Peptide Oral Bioavailability
Challenges and strategies for improving oral peptide delivery, including permeation enhancers, enzyme inhibitors, and formulation approaches.
Peptide Oral Bioavailability
Oral delivery of peptides faces formidable barriers that limit bioavailability to typically 1-5% of the administered dose. Overcoming these barriers is a major goal in peptide therapeutics.
Absorption Barriers
Enzymatic Degradation
The gastrointestinal tract contains proteases (pepsin, trypsin, chymotrypsin, carboxypeptidases) that rapidly degrade peptides. Peptides smaller than 500 Da are particularly susceptible to hydrolysis by brush border peptidases.
Poor Membrane Permeation
Peptides are hydrophilic and often charged, making passive diffusion across lipid membranes unfavorable. Molecular weight above 500 Da significantly reduces passive permeation (Lipinski’s rule).
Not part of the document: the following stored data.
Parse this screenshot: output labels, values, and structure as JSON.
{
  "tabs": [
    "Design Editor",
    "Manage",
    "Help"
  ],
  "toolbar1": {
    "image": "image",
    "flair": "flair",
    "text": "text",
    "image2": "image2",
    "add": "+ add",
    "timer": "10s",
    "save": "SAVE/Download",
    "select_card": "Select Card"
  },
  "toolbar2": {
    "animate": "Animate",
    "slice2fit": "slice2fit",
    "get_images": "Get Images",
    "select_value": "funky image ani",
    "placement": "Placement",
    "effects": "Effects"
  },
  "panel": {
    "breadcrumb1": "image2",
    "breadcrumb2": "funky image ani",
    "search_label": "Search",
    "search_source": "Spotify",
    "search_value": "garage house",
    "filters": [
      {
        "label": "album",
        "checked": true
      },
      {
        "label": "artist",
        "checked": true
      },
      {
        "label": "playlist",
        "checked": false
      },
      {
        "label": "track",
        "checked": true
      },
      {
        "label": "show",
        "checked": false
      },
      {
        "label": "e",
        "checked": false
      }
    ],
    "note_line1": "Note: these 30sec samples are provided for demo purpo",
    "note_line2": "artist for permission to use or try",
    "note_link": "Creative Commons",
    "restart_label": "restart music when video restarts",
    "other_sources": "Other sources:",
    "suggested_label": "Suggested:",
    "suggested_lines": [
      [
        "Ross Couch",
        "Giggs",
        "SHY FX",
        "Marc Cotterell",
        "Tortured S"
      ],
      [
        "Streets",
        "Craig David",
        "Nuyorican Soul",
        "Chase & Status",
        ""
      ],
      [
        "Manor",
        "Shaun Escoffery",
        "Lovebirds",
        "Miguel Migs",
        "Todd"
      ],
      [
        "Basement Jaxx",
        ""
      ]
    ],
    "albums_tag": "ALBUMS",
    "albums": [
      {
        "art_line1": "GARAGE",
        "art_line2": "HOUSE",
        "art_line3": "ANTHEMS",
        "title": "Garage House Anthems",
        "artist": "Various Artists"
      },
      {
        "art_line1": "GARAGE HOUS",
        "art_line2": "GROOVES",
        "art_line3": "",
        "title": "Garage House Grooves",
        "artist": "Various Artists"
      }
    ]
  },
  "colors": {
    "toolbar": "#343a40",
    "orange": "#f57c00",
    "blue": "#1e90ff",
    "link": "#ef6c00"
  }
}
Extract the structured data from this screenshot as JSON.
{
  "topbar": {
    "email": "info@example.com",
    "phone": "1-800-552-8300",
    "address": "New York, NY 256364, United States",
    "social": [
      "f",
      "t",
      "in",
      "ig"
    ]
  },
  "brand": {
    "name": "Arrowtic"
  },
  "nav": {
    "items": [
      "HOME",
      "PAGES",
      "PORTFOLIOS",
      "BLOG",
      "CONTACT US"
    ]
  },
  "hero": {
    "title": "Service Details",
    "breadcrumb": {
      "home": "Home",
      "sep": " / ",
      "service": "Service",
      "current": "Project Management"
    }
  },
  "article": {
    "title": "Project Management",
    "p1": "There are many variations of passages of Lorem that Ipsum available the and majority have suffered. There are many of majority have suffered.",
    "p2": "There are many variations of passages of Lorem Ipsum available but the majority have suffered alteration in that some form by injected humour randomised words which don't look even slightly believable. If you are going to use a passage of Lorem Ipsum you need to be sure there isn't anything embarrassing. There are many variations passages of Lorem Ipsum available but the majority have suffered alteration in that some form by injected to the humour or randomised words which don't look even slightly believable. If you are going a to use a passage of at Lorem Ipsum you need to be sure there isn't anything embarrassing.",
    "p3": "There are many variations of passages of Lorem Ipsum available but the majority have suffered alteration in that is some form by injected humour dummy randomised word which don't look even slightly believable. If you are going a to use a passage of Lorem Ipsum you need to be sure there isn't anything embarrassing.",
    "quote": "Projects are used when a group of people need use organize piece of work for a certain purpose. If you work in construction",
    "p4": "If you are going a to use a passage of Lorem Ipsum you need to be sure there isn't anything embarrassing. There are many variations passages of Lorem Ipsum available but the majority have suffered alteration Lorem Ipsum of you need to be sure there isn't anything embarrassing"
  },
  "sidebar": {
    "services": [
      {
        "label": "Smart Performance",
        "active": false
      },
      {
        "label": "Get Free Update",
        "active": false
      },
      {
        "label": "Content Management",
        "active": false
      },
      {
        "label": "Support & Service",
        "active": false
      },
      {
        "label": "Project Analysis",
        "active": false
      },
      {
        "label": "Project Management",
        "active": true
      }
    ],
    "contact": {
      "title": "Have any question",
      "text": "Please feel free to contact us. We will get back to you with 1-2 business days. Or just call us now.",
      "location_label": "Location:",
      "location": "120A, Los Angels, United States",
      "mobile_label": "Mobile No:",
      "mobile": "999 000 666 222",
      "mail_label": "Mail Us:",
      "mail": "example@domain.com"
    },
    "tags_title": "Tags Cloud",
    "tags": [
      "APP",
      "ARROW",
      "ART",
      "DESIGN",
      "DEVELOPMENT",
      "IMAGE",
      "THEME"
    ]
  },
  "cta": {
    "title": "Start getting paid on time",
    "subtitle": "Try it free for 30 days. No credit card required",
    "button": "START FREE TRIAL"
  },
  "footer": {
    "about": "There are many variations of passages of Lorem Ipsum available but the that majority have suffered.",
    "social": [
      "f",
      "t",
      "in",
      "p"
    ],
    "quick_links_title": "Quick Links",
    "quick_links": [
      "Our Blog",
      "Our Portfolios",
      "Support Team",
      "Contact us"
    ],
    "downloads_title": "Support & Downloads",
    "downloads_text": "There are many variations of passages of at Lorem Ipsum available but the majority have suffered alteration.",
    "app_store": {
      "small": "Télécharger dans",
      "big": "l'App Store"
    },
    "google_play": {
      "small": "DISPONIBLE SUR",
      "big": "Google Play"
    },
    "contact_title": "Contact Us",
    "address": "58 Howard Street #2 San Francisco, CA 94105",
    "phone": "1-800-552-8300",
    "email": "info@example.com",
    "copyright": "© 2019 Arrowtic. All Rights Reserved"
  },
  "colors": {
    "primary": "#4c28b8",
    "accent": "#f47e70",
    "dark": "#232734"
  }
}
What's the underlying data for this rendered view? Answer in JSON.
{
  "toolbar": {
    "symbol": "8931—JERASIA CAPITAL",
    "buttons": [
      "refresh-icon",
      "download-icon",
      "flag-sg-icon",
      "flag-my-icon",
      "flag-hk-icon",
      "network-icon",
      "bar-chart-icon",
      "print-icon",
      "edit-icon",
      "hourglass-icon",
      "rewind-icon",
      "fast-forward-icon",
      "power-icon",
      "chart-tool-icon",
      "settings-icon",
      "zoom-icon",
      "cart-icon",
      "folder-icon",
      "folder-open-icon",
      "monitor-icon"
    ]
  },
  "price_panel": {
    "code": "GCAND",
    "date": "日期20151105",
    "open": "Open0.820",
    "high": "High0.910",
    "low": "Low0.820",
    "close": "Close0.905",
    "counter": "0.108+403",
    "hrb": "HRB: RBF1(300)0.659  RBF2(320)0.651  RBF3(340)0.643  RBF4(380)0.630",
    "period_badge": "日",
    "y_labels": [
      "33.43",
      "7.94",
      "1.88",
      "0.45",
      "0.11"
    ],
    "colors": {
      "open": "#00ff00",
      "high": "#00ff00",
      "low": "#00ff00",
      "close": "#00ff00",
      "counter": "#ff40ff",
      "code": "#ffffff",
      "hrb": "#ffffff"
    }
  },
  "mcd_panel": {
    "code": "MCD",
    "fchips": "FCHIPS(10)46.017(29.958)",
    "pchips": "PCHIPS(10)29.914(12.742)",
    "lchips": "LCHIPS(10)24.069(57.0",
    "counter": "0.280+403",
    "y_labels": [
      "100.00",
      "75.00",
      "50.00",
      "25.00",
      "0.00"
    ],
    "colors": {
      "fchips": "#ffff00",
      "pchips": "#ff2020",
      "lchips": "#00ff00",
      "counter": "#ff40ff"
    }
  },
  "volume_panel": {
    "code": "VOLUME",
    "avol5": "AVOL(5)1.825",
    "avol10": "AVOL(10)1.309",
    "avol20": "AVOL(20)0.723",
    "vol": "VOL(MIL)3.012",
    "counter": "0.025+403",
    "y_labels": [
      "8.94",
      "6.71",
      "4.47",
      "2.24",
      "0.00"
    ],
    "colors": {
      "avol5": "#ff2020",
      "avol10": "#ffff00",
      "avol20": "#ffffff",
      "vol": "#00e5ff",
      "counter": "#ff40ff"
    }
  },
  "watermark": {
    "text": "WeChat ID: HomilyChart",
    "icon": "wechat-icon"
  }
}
Low Stability in Gastric Acid
Stomach pH (1.5-3.5) can denature peptides and accelerate acid-catalyzed hydrolysis, particularly for acid-labile bonds like aspartyl-proline linkages.
Permeation Enhancers
Enhancers increase paracellular or transcellular peptide transport:
- Surfactants (sodium caprate, sodium glycocholate) transiently open tight junctions
- Chelating agents (EDTA) remove calcium from tight junction proteins
- Cell-penetrating peptides facilitate transcellular transport
Enzyme Inhibitors
Co-administration of protease inhibitors protects peptides during absorption:
- Aprotinin and Bowman-Birk inhibitor for serine proteases
- Bestatin for aminopeptidases
- Combined inhibitor cocktails provide broader protection
Formulation Approaches
Mnemonic: “SEAL” - Stability, Enhancement, Absorption, Liberation
| Strategy | Mechanism | Example |
|---|---|---|
| Enteric coating | Acid protection | Eudragit polymers |
| Nanoparticles | Protect and transport | PLGA nanoparticles |
| Liposomes | Membrane fusion | Phospholipid vesicles |
| Mucoadhesive systems | Prolonged GI residence | Chitosan formulations |
Successful Oral Peptides
Semaglutide (oral) demonstrates that oral peptide delivery is achievable with appropriate molecular modifications (fatty acid acylation for albumin binding and protease resistance) and absorption enhancers (SNAC).
Learning Tip
When designing oral peptides, simultaneously address enzymatic stability, membrane permeation, and acid stability. Optimizing only one barrier rarely achieves sufficient bioavailability. Consider whether the peptide’s size, charge, and stability profile make it a viable oral candidate.